手順2:物理的な汚れを削り落とす「ボンスター」の活用
シンクの水垢や電気ケトル内部の変色など、通常のスポンジでは落としきれない硬質な汚れに対しては、「ボンスター(鉄製スポンジ)」をピンポイントで使用します。対象物に傷をつけない絶妙な力加減で磨き上げることで、設備に新品同様の輝きを取り戻させます。
手順3:見えない汚れを絡め取る「粘着ローラー(コロコロ)」の徹底
掃除機をかけた後、カーペットや布製家具には必ず粘着ローラーを使用します。髪の毛一本、微細な埃ひとつ逃さないための最終兵器として、各スタッフが必ず常備し、何枚もシートを消費しながら床面を仕上げていきます。
■ どうしてその手順を行うのか?(理由)
洗剤や道具を厳密に使い分ける最大の理由は、「素材を傷めずに汚れだけを確実に落とすため」です。強い薬品で表面を溶かすように汚れを落とせば、一時的には綺麗に見えますが、コーティングが剥がれて次に汚れがつきやすくなり、結果的に設備の劣化を早めます。素材の寿命を延ばしつつ、最高の清潔感を維持するためには、汚れと素材に合わせた科学的・物理的なアプローチが不可欠なのです。

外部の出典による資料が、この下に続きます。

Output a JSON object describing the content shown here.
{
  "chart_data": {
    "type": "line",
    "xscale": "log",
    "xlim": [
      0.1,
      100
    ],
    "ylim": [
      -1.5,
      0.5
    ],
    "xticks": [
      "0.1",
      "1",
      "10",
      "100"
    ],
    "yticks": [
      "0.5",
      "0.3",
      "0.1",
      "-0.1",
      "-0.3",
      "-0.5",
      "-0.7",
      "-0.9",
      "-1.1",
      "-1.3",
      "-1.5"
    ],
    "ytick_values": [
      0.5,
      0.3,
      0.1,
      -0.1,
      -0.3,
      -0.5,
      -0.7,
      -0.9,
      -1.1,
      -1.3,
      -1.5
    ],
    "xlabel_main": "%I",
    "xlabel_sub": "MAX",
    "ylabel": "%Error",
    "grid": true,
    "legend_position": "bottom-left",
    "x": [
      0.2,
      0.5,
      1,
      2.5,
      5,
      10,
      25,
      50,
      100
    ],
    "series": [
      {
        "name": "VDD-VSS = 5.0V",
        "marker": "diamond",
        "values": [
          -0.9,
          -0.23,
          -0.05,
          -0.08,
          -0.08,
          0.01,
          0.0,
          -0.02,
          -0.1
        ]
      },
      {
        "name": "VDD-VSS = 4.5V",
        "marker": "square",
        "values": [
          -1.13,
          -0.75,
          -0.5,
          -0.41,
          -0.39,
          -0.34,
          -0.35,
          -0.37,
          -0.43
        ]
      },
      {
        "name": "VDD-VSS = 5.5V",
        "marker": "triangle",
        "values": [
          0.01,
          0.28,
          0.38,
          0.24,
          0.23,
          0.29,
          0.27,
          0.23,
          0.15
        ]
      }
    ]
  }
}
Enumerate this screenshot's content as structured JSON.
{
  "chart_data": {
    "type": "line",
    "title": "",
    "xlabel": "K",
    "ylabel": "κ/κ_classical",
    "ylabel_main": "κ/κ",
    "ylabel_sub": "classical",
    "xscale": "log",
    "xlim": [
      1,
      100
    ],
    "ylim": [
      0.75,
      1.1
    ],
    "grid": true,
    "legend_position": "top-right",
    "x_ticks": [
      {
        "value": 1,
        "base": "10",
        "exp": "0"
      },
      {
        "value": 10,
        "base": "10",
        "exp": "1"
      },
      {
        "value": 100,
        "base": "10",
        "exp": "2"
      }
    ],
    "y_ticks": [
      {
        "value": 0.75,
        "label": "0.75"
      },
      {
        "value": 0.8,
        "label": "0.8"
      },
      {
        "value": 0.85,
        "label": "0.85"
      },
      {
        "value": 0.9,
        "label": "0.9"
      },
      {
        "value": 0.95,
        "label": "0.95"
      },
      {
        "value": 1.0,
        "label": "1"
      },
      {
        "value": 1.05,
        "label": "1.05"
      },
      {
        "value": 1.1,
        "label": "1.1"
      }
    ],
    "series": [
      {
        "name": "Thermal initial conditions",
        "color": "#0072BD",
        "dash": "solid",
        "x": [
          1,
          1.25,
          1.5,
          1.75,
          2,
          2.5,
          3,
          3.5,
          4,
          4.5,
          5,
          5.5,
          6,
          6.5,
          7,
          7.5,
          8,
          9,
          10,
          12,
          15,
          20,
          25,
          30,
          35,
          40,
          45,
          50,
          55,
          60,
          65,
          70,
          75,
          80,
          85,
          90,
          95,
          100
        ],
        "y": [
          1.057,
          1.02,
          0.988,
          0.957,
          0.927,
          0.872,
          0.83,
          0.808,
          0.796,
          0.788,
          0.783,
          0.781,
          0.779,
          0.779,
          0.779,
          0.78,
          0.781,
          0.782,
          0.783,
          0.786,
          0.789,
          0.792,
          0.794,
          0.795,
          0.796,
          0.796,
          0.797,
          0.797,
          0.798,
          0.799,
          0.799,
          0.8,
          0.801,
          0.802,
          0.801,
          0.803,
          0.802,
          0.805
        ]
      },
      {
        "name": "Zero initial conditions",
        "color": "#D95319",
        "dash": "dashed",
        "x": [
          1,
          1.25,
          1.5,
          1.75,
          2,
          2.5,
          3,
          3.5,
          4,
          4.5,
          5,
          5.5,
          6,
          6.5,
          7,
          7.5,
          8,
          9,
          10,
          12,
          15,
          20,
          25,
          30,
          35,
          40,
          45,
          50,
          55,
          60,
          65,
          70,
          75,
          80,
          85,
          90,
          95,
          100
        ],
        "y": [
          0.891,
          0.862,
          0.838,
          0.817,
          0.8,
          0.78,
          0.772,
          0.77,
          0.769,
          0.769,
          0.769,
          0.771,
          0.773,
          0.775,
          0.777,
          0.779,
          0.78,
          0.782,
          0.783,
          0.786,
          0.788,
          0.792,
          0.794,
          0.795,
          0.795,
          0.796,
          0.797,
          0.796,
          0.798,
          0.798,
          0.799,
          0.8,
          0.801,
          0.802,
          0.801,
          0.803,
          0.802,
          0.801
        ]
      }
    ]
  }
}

■ 私たちの「こだわり」と「想い」:個人任せにしない組織力
私たちの最大のこだわりは、「清掃道具そのものの衛生管理」を個人の裁量に任せないことです。
どれだけ優れた洗剤を使っても、拭き上げる雑巾やスポンジが汚れていれば、それは「汚れを塗り広げている」のと同じです。私たちは、トイレ用、浴室用、キッチン用、居室用と、エリアごとにクロス(雑巾)やスポンジの色を明確に分け、交差汚染を完全に防ぐルールを組織全体で徹底しています。
「綺麗な道具からしか、綺麗な部屋は生まれない」。この誠実な姿勢こそが、私たちがオーナー様から信頼をいただける理由です。